The period after Waterloo and the end of the continental wars was a time of much improvement of the fabric of the country, and engineering skills were much in demand.
Besides his work for the Northern Lighthouse Board, he acted as a consulting engineer on many occasions, and worked with Rennie, Alexander Nimmo, Thomas Telford, William Walker, Archibald Elliot and William Cubitt. Projects included roads, bridges, harbours, canals and railways, and river navigations. He designed and oversaw the construction of the Hutcheson Bridge in Glasgow, and the Regent Bridge and approaches from the East to Edinburgh. He projected a number of canals and railways which were not built; and new and improved designs for bridges, some later adopted and implemented by his successors. He invented the movable jib and balance cranes as necessary part of his lighthouse construction; and George Stephenson acknowledged his lead in the selection of malleable rather than cast-iron rails for railways.

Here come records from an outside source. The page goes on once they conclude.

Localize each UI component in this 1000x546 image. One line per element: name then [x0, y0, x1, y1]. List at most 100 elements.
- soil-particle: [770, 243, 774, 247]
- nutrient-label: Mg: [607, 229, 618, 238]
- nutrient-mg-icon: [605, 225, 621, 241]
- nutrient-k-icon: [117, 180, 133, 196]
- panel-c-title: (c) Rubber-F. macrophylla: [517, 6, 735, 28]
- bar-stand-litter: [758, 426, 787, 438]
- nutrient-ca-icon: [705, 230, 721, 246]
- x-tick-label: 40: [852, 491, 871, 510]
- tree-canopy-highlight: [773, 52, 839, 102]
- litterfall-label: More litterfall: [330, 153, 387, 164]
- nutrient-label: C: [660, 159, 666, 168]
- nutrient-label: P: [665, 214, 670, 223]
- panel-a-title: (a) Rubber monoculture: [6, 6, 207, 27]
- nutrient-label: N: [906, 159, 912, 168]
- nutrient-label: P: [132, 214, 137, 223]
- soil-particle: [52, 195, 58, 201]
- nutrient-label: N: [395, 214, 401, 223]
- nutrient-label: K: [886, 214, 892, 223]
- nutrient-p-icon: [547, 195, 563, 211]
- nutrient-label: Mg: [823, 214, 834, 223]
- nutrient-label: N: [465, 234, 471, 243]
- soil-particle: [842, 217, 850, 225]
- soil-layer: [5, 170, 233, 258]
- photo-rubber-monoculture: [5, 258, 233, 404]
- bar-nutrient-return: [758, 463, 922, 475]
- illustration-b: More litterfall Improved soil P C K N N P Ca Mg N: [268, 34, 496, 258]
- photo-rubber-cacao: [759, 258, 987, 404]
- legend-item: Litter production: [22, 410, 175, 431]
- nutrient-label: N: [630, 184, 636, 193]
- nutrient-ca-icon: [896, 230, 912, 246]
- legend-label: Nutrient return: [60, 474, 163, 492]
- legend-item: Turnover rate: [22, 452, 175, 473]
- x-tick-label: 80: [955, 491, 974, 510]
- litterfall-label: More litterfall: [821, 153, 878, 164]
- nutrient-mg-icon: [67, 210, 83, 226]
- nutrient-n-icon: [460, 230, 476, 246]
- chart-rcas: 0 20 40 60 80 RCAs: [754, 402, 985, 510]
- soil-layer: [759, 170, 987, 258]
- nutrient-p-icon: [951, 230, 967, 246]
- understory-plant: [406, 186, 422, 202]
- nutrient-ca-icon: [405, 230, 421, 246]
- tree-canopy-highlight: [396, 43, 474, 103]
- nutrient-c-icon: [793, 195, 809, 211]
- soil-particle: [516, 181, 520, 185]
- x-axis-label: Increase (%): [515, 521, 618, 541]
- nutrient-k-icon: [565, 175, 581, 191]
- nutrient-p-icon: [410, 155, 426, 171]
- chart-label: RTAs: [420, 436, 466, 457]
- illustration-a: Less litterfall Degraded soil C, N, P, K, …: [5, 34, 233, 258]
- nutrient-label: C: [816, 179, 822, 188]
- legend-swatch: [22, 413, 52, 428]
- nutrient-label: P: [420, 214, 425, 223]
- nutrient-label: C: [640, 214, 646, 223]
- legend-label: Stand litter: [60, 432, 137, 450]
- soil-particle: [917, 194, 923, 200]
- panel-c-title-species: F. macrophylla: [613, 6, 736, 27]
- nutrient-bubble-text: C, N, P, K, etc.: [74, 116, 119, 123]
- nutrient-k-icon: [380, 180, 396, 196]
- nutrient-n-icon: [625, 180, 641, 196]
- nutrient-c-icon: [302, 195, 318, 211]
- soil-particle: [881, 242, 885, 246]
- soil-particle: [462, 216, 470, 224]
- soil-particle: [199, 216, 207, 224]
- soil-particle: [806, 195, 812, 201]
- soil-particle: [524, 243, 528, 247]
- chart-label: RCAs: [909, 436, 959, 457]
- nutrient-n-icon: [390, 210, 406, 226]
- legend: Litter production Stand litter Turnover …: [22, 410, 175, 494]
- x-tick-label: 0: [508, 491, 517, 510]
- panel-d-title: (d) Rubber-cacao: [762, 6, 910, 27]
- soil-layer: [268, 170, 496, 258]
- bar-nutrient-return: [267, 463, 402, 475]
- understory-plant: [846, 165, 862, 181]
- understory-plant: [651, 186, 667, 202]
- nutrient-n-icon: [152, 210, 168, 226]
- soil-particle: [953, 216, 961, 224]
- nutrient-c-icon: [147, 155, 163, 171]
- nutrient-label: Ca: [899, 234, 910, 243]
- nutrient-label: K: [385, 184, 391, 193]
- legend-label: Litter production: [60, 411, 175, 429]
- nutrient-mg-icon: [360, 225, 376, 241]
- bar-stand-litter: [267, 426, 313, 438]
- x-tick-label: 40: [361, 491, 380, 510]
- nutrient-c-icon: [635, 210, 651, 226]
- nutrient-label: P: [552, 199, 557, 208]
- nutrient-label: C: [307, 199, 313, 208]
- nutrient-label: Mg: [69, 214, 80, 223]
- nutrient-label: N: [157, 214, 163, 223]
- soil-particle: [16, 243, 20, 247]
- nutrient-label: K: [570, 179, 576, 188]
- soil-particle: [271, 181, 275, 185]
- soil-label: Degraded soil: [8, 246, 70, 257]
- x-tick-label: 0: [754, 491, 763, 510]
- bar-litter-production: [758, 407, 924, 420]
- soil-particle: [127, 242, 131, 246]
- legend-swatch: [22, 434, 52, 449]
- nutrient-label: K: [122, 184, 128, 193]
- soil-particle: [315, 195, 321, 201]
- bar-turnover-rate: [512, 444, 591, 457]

He was made a Fellow of the Royal Society of Edinburgh in 1815. He published an Account of the Bell Rock Lighthouse in 1824; a paper on the North Sea, establishing by evidence that it was eroding the eastern coastline of the United Kingdom,
and that the great sandbanks were the spoil taken by the sea. He devised and tested the hypothesis that freshwater and saltwater at river mouths exist as separate and distinct streams. He contributed to the Encyclopædia Britannica and the Edinburgh Encyclopædia, and published in a number of the scientific journals of the day. He was inducted into the Scottish Engineering Hall of Fame in 2016.
Memorials to Stevenson
Stevenson College, Edinburgh was founded in 1970 and was named after Robert Stevenson. For at least some of his life Robert Stevenson lived at 1 Baxter's Place,
Edinburgh, a building that was briefly Robert Stevenson House in his memory.
Robert (and his father) are also memorialized in the churchyard of Glasgow Cathedral on the grave of his grandfather, Robert Stevenson (d.1764), a Glasgow merchant.